Current therapies for Parkinson’s disease (PD) are solely symptomatic, with no disease-modifying strategies available so far. Clinical trials to date have considered PD to be a single entity with abnormal protein aggregation at the root of the disease. Alberto Espay, MD, FAAN, University of Cincinnati, Cincinnati, OH, shares his thoughts on current investigational approaches and concerns that a different path may be more appropriate. Given the pathological heterogeneity of PD, Prof. Espay feels that disease-modifying efforts should refocus on addressing individual biological subtypes. This interview took place during the American Academy of Neurology (AAN) 2021 Annual Meeting.


Dr.

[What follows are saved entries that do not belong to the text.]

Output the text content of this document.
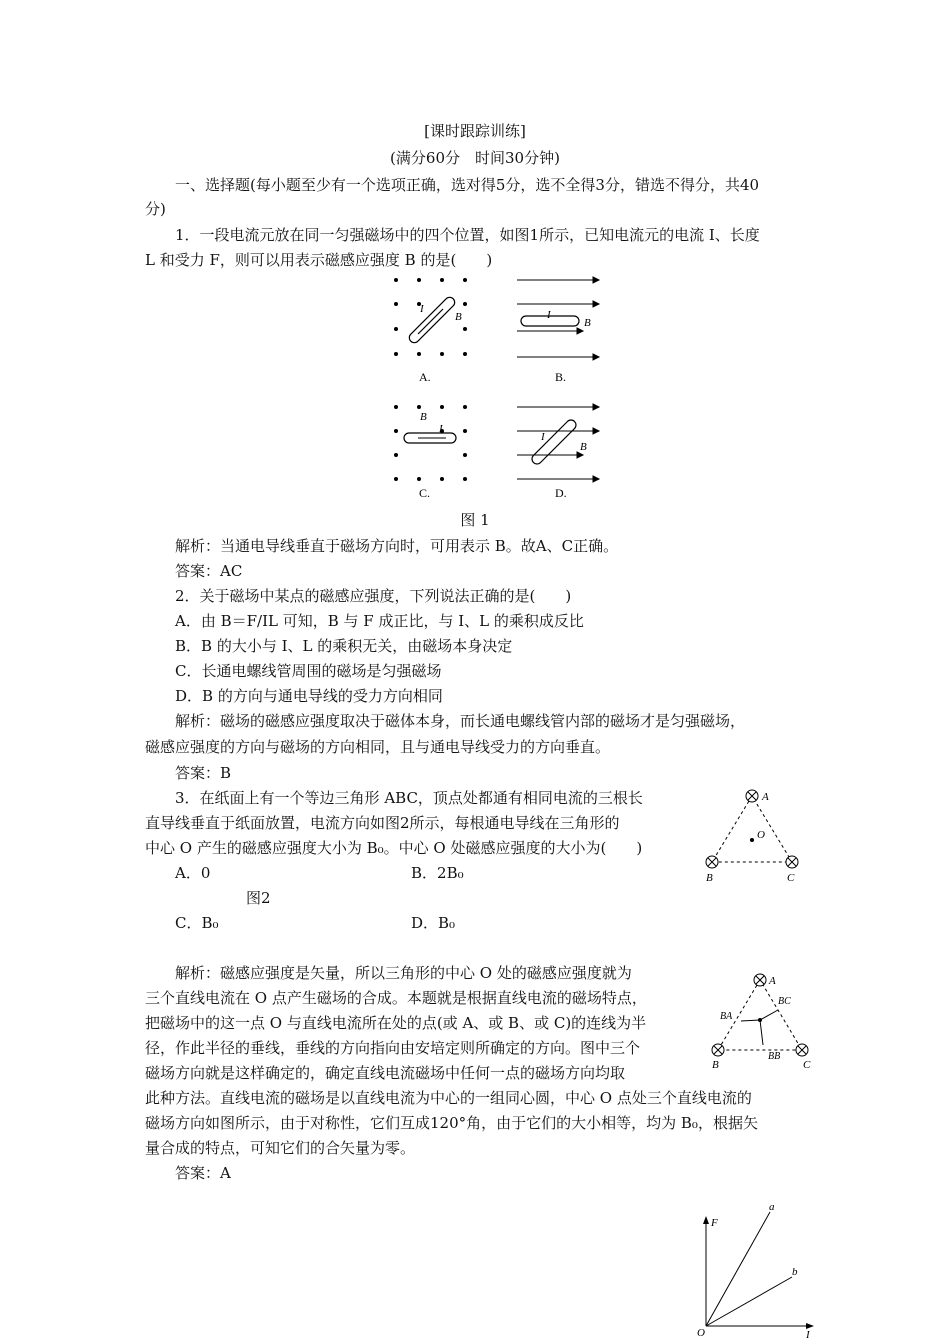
[课时跟踪训练]
(满分60分　时间30分钟)
一、选择题(每小题至少有一个选项正确，选对得5分，选不全得3分，错选不得分，共40
分)
1．一段电流元放在同一匀强磁场中的四个位置，如图1所示，已知电流元的电流 I、长度
L 和受力 F，则可以用表示磁感应强度 B 的是(　　)
I
B	I
B
A.	B.
B
I
I
B
C.	D.
图 1
解析：当通电导线垂直于磁场方向时，可用表示 B。故A、C正确。
答案：AC
2．关于磁场中某点的磁感应强度，下列说法正确的是(　　)
A．由 B＝F/IL 可知，B 与 F 成正比，与 I、L 的乘积成反比
B．B 的大小与 I、L 的乘积无关，由磁场本身决定
C．长通电螺线管周围的磁场是匀强磁场
D．B 的方向与通电导线的受力方向相同
解析：磁场的磁感应强度取决于磁体本身，而长通电螺线管内部的磁场才是匀强磁场，
磁感应强度的方向与磁场的方向相同，且与通电导线受力的方向垂直。
答案：B
3．在纸面上有一个等边三角形 ABC，顶点处都通有相同电流的三根长
直导线垂直于纸面放置，电流方向如图2所示，每根通电导线在三角形的
中心 O 产生的磁感应强度大小为 B₀。中心 O 处磁感应强度的大小为(　　)
A．0	B．2B₀
图2
C．B₀	D．B₀
A
O
B	C
解析：磁感应强度是矢量，所以三角形的中心 O 处的磁感应强度就为
三个直线电流在 O 点产生磁场的合成。本题就是根据直线电流的磁场特点，
把磁场中的这一点 O 与直线电流所在处的点(或 A、或 B、或 C)的连线为半
径，作此半径的垂线，垂线的方向指向由安培定则所确定的方向。图中三个
磁场方向就是这样确定的，确定直线电流磁场中任何一点的磁场方向均取
此种方法。直线电流的磁场是以直线电流为中心的一组同心圆，中心 O 点处三个直线电流的
磁场方向如图所示，由于对称性，它们互成120°角，由于它们的大小相等，均为 B₀，根据矢
量合成的特点，可知它们的合矢量为零。
答案：A
A
BC
BA
BB
B	C
F
a
b
O	I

Espay has received grant support from the NIH and the Michael J Fox Foundation; personal compensation as a consultant/scientific advisory board member for Abbvie, Neuroderm, Neurocrine, Amneal, Acadia, Acorda, Kyowa Kirin, Sunovion, Lundbeck, and USWorldMeds; honoraria from Acadia, Sunovion, Amneal, USWorldMeds; and publishing royalties from Lippincott Williams & Wilkins, Cambridge University Press, and Springer. He cofounded REGAIN Therapeutics, owner of a patent application that covers synthetic soluble non-aggregating peptide analogues as replacement treatment in proteinopathies. He serves on the editorial boards of the Journal of Parkinson’s Disease, European Journal of Neurology, and JAMA Neurology.